What is Marketing Myopia?
Harvard Business Review
Every year, some 30, 000 new consumer products are launched, and 90 percent of them fail. A key reason is what the late Harvard Business School professor Theodore Levitt famously termed, Marketing Myopia. A nearsighted focus on selling products and services rather than seeing the big picture of what consumers really want.
As he used to tell his students, people don’t want to buy a quarter inch drill. They want to buy a quarter inch hole. The railroad lines are a classic case study. They fell into a steep decline because they thought they were in the rail business rather than being providers of transportation. Instead of branching out into cars, trucks, or airplanes, they let other companies steal away their passenger and freight traffic.

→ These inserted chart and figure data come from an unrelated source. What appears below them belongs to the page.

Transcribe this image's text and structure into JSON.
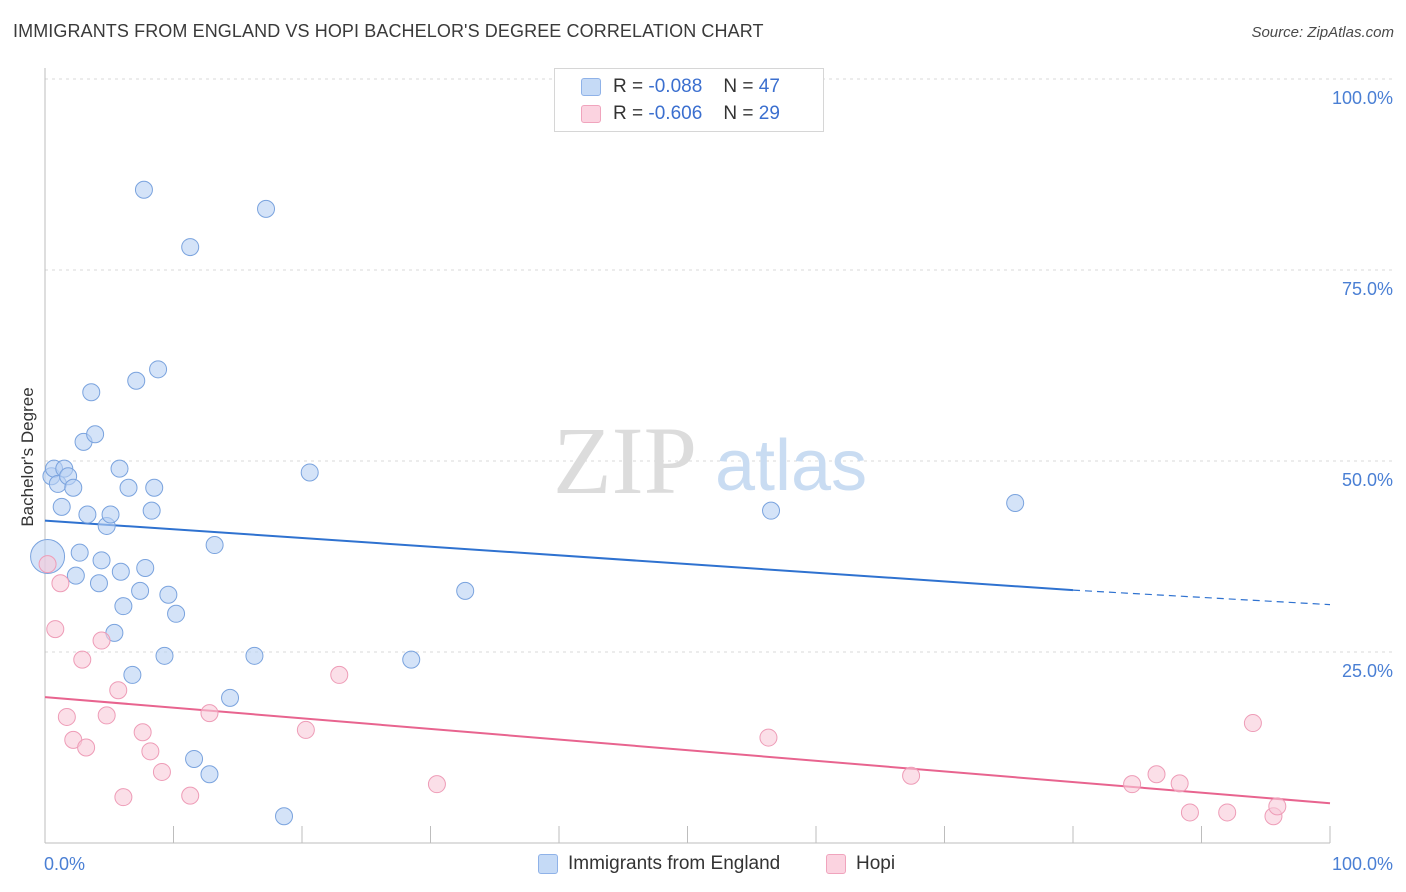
{
  "title": "IMMIGRANTS FROM ENGLAND VS HOPI BACHELOR'S DEGREE CORRELATION CHART",
  "source": "Source: ZipAtlas.com",
  "watermark": {
    "zip": "ZIP",
    "atlas": "atlas"
  },
  "legend": {
    "rows": [
      {
        "r_label": "R =",
        "r_value": "-0.088",
        "n_label": "N =",
        "n_value": "47",
        "color": "#b8d1f3",
        "border": "#8fb2e8"
      },
      {
        "r_label": "R =",
        "r_value": "-0.606",
        "n_label": "N =",
        "n_value": "29",
        "color": "#f9c9d8",
        "border": "#f0a4bd"
      }
    ]
  },
  "bottom_legend": {
    "series1": "Immigrants from England",
    "series2": "Hopi"
  },
  "chart_data": {
    "type": "scatter",
    "title": "IMMIGRANTS FROM ENGLAND VS HOPI BACHELOR'S DEGREE CORRELATION CHART",
    "xlabel": "",
    "ylabel": "Bachelor's Degree",
    "xlim": [
      0,
      100
    ],
    "ylim": [
      0,
      100
    ],
    "x_tick_labels": [
      "0.0%",
      "100.0%"
    ],
    "y_tick_labels": [
      "100.0%",
      "75.0%",
      "50.0%",
      "25.0%"
    ],
    "y_ticks": [
      100,
      75,
      50,
      25
    ],
    "grid": true,
    "series": [
      {
        "name": "Immigrants from England",
        "color": "#b8d1f3",
        "stroke": "#7aa3de",
        "trend_color": "#2f72d0",
        "trend": {
          "x0": 0,
          "y0": 42.2,
          "x1": 80,
          "y1": 33.1,
          "dash_to_x": 100,
          "dash_to_y": 31.2
        },
        "points": [
          [
            0.2,
            37.5,
            "large"
          ],
          [
            0.5,
            48
          ],
          [
            0.7,
            49
          ],
          [
            1,
            47
          ],
          [
            1.5,
            49
          ],
          [
            1.3,
            44
          ],
          [
            1.8,
            48
          ],
          [
            2.2,
            46.5
          ],
          [
            2.4,
            35
          ],
          [
            2.7,
            38
          ],
          [
            3,
            52.5
          ],
          [
            3.3,
            43
          ],
          [
            3.6,
            59
          ],
          [
            3.9,
            53.5
          ],
          [
            4.2,
            34
          ],
          [
            4.4,
            37
          ],
          [
            4.8,
            41.5
          ],
          [
            5.1,
            43
          ],
          [
            5.4,
            27.5
          ],
          [
            5.8,
            49
          ],
          [
            5.9,
            35.5
          ],
          [
            6.1,
            31
          ],
          [
            6.5,
            46.5
          ],
          [
            6.8,
            22
          ],
          [
            7.1,
            60.5
          ],
          [
            7.4,
            33
          ],
          [
            7.7,
            85.5
          ],
          [
            7.8,
            36
          ],
          [
            8.3,
            43.5
          ],
          [
            8.5,
            46.5
          ],
          [
            8.8,
            62
          ],
          [
            9.3,
            24.5
          ],
          [
            9.6,
            32.5
          ],
          [
            10.2,
            30
          ],
          [
            11.3,
            78
          ],
          [
            11.6,
            11
          ],
          [
            12.8,
            9
          ],
          [
            13.2,
            39
          ],
          [
            14.4,
            19
          ],
          [
            16.3,
            24.5
          ],
          [
            17.2,
            83
          ],
          [
            18.6,
            3.5
          ],
          [
            20.6,
            48.5
          ],
          [
            28.5,
            24
          ],
          [
            32.7,
            33
          ],
          [
            56.5,
            43.5
          ],
          [
            75.5,
            44.5
          ]
        ]
      },
      {
        "name": "Hopi",
        "color": "#f9c9d8",
        "stroke": "#ee9cb7",
        "trend_color": "#e8648f",
        "trend": {
          "x0": 0,
          "y0": 19.1,
          "x1": 100,
          "y1": 5.2
        },
        "points": [
          [
            0.2,
            36.5
          ],
          [
            1.2,
            34
          ],
          [
            0.8,
            28
          ],
          [
            1.7,
            16.5
          ],
          [
            2.2,
            13.5
          ],
          [
            2.9,
            24
          ],
          [
            3.2,
            12.5
          ],
          [
            4.4,
            26.5
          ],
          [
            4.8,
            16.7
          ],
          [
            5.7,
            20
          ],
          [
            6.1,
            6
          ],
          [
            7.6,
            14.5
          ],
          [
            8.2,
            12
          ],
          [
            9.1,
            9.3
          ],
          [
            11.3,
            6.2
          ],
          [
            12.8,
            17
          ],
          [
            20.3,
            14.8
          ],
          [
            22.9,
            22
          ],
          [
            30.5,
            7.7
          ],
          [
            56.3,
            13.8
          ],
          [
            67.4,
            8.8
          ],
          [
            84.6,
            7.7
          ],
          [
            86.5,
            9
          ],
          [
            88.3,
            7.8
          ],
          [
            89.1,
            4
          ],
          [
            92,
            4
          ],
          [
            94,
            15.7
          ],
          [
            95.6,
            3.5
          ],
          [
            95.9,
            4.8
          ]
        ]
      }
    ]
  }
}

Or take oil and gas companies. They’ve belatedly started to think of themselves as energy providers, but they still devote most of their resources to petroleum. If they fail to develop alternative fuels, they risk becoming companies without an industry. Many others have made, and continue to make, the same mistake.
Organizations invest so much time, energy, and money in what they currently do, that they’re blind to the future. They get lulled into thinking they’re in a growth industry, rather than continuously capitalizing on growth opportunities. To avoid the same fate, leaders should ask themselves, what business are we really in?
They need to understand that the goal isn’t to sell things, it’s to satisfy customers. And accept the fact that most existing products and services can, and will, be replaced by competitive alternatives. Then they can identify new offerings that meet consumers needs sooner than any existing or potential competitor.
That’s the cure for marketing myopia.